「竟是這般,還請秉哥兒放心。」
「朱廚子放寬心,這件事就包在我們身上。」
管事娘子們相視一眼,紛紛應承下。他們送走秉哥兒,幾張臉上的笑容就消失得乾乾淨淨,有人怒罵一聲:「是哪幾個賤丫頭做的事?倒是連累到咱們頭上!」
「環姐兒也是。」也有人埋怨起環姐兒的不中用,「有張媽媽護著,都能當個鋸嘴葫蘆,教人欺負也不說聲。」
「你上回還說她戒驕戒躁,也不仗著有人護著鬧騰,未來定然能是個有出息?」也有人反駁,想著就是無奈:「結果……嗐。
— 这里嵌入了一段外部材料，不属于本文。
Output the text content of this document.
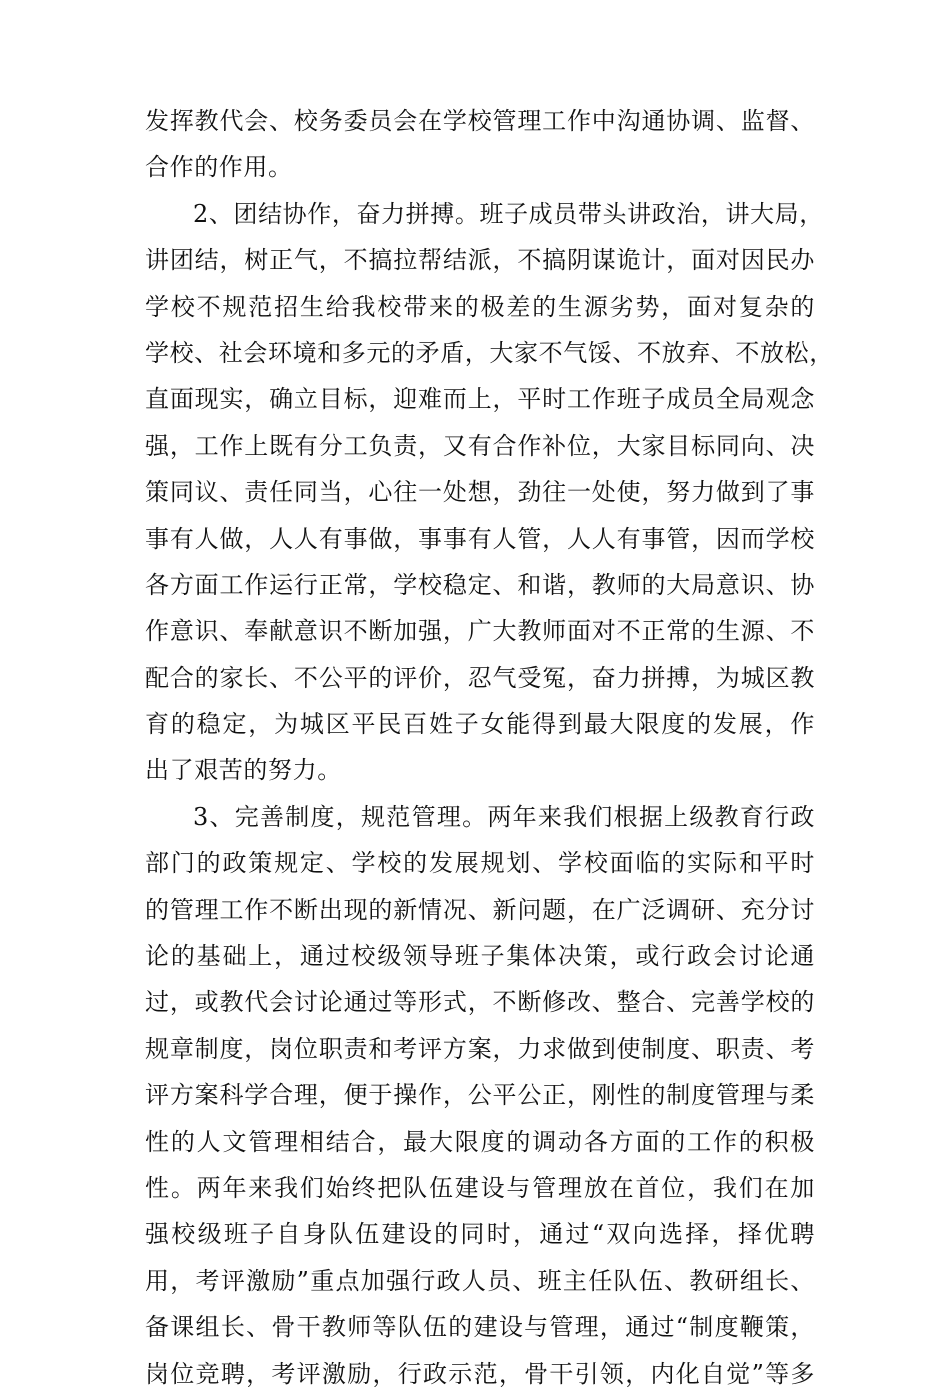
发挥教代会、校务委员会在学校管理工作中沟通协调、监督、
合作的作用。
2、团结协作，奋力拼搏。班子成员带头讲政治，讲大局，
讲团结，树正气，不搞拉帮结派，不搞阴谋诡计，面对因民办
学校不规范招生给我校带来的极差的生源劣势，面对复杂的
学校、社会环境和多元的矛盾，大家不气馁、不放弃、不放松，
直面现实，确立目标，迎难而上，平时工作班子成员全局观念
强，工作上既有分工负责，又有合作补位，大家目标同向、决
策同议、责任同当，心往一处想，劲往一处使，努力做到了事
事有人做，人人有事做，事事有人管，人人有事管，因而学校
各方面工作运行正常，学校稳定、和谐，教师的大局意识、协
作意识、奉献意识不断加强，广大教师面对不正常的生源、不
配合的家长、不公平的评价，忍气受冤，奋力拼搏，为城区教
育的稳定，为城区平民百姓子女能得到最大限度的发展，作
出了艰苦的努力。
3、完善制度，规范管理。两年来我们根据上级教育行政
部门的政策规定、学校的发展规划、学校面临的实际和平时
的管理工作不断出现的新情况、新问题，在广泛调研、充分讨
论的基础上，通过校级领导班子集体决策，或行政会讨论通
过，或教代会讨论通过等形式，不断修改、整合、完善学校的
规章制度，岗位职责和考评方案，力求做到使制度、职责、考
评方案科学合理，便于操作，公平公正，刚性的制度管理与柔
性的人文管理相结合，最大限度的调动各方面的工作的积极
性。两年来我们始终把队伍建设与管理放在首位，我们在加
强校级班子自身队伍建设的同时，通过“双向选择，择优聘
用，考评激励”重点加强行政人员、班主任队伍、教研组长、
备课组长、骨干教师等队伍的建设与管理，通过“制度鞭策，
岗位竞聘，考评激励，行政示范，骨干引领，内化自觉”等多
」
管事娘子們鬱悶歸鬱悶,同時也齊齊鬆了口氣。而秉哥兒鬱悶地回到家裡,一邊拿著毛巾擦掉臉上畫出來的痕跡,一邊與娘子妹妹埋怨:「我真真是丟臉丟到長史府,人人都瞧著我臉上這幾道。」
秉哥兒鬱悶得緊,他頂著這麼張臉在長史府里轉了圈,怕是明日起,長史府里都要說自己是個耙耳朵。
豐姐兒哼了聲:「那也是你錯在前。」
秉哥兒嘆了口氣,瞥了眼豐姐兒:「這樣就有用?」
「不知道。」豐姐兒想了想,搖搖頭,見秉哥兒都快爆炸才補充道:「但崔哥兒是這麼與我說的,這樣就行了。」
秉哥兒聽是崔哥兒支的招數,登時不做聲了,想來崔哥兒應當與張媽媽都有數,估摸是在詐那幫管事娘子的。只是他心裡還有點擔憂,與妹妹說道:「那萬一沒這回事,豈不是冤枉——」
「阿兄你就別多想了,你連我都不如。」豐姐兒直接打斷秉哥兒的話,嫌棄地嘀咕句,又與嫂嫂說著話,要嫂嫂多與秉哥兒說說。
長史府里伺候的主家還不多,要是往後跟著方長史去了別處,又比如說回了長安方家,就秉哥兒這性子,被人當了靶子又或是擋箭牌都不知道呢。
待到次日,秉哥兒照舊上工去了。
時到午前,他想了想,還是與往常般教環姐兒與小紅平兒一道去把餐食送到各處,再去打水跑腿。
秉哥兒心裡還存著點將信將疑,總覺得自己不是那麼容易上當受騙的人,他拿著剪子做雕花,同時豎起耳朵聽著外頭動靜,直到陣陣嘈雜聲撕破了安靜的長史府。
秉哥兒騰地用力,而後冷汗直冒。
要不是他多年練習早已養成習慣,剛才那一剪子怕是得把他的手刺穿,饒是險險擦過,也是在手掌心裡留下一條淡紅色的痕跡。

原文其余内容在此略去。